Assessores de Sarkozy revelaram ao diário conservador Le Figaro que o socialista se tornou um candidato indecifrável, com uma imagem tão artificialmente construída por seus marketeiros que desestabilizá-lo se tornou uma tarefa difícil. Em todo caso, os sarkozistas acham que o ponto fraco de Hollande é justamente o ponto forte do líder conservador: a política de imigração. O tema deve ser abordado à exaustão durante o debate.

Libération assinala em editorial que o mais recente clip de campanha de Sarkozy é uma verdadeira ode anti-imigração. O lema da campanha de Sarkô é "todos unidos atrás do policial número 1 da França", escreve o Libération, apostando que essa fórmula imposta pelo presidente aos franceses nos últimos dez anos está com os dias contados. O mesmo Libération conta que, segundo aliados de Hollande, a estratégia de combate do socialista será ficar calado o máximo de tempo possível até deixar Sarkozy se esgotar por si mesmo. Apresentando calma e autocontrole, Hollande quer deixar Sarkozy - com seu temperamento explosivo e hiperativo - maluco, dizem os assessores de Hollande.

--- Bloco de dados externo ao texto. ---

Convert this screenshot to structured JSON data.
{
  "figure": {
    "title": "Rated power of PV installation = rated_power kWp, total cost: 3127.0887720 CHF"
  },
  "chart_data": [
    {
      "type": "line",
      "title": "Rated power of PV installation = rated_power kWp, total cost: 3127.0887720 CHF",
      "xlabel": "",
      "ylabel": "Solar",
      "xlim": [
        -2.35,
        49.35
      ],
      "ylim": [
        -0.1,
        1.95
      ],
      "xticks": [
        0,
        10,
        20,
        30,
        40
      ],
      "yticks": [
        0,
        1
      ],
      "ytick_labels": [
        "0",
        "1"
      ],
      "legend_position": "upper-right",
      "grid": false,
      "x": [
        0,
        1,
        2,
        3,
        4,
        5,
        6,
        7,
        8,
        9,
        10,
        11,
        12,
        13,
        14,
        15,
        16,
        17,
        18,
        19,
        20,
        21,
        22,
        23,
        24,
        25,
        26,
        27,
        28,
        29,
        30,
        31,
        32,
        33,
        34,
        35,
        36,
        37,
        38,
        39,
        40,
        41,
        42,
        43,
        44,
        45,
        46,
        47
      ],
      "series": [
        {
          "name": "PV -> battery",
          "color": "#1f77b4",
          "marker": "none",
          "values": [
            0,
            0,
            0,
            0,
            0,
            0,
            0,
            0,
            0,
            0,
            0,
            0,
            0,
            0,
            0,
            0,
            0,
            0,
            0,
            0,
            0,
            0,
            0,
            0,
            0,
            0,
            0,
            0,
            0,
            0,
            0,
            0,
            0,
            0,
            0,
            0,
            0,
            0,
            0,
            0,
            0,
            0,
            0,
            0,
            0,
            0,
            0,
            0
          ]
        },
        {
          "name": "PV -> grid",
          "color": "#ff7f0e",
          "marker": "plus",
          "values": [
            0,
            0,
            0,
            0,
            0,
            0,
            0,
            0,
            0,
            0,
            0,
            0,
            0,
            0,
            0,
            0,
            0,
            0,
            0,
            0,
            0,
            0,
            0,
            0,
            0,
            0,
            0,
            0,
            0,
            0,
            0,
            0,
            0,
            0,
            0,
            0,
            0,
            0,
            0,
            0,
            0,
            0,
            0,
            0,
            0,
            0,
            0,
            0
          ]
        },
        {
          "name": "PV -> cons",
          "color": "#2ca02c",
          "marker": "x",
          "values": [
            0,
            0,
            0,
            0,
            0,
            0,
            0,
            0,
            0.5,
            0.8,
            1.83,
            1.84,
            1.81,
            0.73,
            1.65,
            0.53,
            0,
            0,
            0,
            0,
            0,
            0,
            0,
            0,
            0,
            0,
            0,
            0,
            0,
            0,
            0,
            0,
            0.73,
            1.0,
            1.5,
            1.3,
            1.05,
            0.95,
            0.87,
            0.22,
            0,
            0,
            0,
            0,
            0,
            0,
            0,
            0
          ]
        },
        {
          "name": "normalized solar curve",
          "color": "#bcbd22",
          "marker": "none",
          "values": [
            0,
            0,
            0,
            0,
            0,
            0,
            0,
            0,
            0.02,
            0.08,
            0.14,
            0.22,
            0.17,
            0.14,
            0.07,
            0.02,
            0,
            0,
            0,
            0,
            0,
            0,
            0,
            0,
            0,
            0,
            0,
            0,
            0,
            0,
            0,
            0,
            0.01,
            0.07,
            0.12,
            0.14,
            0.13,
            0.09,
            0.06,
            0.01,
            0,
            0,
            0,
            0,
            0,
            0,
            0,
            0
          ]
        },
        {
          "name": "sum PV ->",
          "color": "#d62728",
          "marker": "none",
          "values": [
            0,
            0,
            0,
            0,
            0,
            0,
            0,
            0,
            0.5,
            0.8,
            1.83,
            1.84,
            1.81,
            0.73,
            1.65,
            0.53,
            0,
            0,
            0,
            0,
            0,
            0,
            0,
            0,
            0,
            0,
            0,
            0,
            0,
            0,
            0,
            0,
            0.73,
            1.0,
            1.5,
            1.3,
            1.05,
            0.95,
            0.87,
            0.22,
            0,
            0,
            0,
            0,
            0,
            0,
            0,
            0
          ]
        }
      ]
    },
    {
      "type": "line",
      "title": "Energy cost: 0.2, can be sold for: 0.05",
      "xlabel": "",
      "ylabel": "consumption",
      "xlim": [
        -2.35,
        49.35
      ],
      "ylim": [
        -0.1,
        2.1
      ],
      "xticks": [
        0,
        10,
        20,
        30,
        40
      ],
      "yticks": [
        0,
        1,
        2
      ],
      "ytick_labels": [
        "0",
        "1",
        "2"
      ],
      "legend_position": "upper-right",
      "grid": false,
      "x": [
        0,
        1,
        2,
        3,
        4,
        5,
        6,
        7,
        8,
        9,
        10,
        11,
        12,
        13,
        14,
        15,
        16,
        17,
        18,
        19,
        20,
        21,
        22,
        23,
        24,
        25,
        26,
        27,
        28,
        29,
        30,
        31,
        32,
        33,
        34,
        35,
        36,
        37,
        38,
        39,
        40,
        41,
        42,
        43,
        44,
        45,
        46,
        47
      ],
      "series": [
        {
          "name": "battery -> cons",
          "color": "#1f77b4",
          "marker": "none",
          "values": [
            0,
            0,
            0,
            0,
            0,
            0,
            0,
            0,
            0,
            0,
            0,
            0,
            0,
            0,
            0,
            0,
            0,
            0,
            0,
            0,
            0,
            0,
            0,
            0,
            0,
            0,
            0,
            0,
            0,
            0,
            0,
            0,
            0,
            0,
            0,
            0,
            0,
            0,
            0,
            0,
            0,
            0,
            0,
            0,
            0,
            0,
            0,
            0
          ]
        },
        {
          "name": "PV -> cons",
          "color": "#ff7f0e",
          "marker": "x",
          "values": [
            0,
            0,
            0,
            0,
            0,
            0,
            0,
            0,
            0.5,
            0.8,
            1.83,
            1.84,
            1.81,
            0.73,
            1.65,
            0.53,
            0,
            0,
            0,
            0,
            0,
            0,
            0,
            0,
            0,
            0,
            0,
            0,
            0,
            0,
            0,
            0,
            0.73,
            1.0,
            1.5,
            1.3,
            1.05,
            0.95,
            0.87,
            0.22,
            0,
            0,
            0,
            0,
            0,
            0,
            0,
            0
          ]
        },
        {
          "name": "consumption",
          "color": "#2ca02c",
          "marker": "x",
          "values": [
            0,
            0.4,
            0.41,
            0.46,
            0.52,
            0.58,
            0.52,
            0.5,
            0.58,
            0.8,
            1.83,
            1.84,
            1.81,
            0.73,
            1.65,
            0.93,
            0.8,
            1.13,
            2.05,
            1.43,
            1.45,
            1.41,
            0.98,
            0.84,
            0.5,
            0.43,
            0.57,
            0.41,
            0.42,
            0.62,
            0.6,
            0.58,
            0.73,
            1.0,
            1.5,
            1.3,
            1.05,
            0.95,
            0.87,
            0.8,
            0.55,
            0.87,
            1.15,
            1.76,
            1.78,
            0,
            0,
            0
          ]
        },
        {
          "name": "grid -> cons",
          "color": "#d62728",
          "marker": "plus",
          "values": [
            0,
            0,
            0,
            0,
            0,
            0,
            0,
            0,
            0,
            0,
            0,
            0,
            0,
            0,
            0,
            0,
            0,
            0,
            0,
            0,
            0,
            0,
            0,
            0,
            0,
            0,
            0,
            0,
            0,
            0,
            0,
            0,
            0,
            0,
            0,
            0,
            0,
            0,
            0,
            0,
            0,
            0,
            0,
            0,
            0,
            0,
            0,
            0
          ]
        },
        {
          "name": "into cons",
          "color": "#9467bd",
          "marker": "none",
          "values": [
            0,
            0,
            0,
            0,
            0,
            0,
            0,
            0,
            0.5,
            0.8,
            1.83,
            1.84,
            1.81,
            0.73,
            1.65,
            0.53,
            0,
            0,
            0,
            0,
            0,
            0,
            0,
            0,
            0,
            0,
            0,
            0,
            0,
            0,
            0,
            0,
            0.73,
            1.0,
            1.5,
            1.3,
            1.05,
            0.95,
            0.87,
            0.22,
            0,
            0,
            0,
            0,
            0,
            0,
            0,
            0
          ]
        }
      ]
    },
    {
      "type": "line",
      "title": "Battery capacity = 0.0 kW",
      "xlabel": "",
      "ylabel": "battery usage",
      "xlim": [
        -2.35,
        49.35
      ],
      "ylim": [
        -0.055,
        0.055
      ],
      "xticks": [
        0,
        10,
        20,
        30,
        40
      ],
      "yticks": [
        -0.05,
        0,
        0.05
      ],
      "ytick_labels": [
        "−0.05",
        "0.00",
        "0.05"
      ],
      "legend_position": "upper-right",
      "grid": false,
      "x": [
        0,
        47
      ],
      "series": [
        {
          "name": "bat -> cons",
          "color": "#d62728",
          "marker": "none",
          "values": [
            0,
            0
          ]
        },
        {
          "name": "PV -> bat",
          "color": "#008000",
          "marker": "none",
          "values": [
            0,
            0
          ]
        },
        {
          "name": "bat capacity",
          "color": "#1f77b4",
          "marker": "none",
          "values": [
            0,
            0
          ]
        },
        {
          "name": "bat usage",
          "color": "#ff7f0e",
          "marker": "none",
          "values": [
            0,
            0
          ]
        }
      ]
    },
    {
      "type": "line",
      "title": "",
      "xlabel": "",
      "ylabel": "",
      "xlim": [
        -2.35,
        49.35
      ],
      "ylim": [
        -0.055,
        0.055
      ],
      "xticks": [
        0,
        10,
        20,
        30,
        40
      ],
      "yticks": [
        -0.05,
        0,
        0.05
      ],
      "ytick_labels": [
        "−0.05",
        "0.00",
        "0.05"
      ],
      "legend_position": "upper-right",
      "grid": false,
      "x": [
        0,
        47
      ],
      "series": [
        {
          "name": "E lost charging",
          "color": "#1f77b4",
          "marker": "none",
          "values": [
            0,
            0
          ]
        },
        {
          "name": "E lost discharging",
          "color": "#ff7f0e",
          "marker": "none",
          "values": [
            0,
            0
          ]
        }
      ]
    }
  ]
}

Os jornais franceses mostram que o 1° de maio se tornou um braço de ferro entre os dois candidatos. A festa dos trabalhadores deixou bem marcada a diferença de visão dos dois candidatos sobre o mundo do trabalho. Em seu comício na praça do Trocadero, em frente à Torre Eiffel, em Paris, o liberal Sarkozy instigou os sindicatos a abandonar a bandeira vermelha e servir o país. Já Hollande enviou mensagem de que é melhor não hostilizar os sindicatos.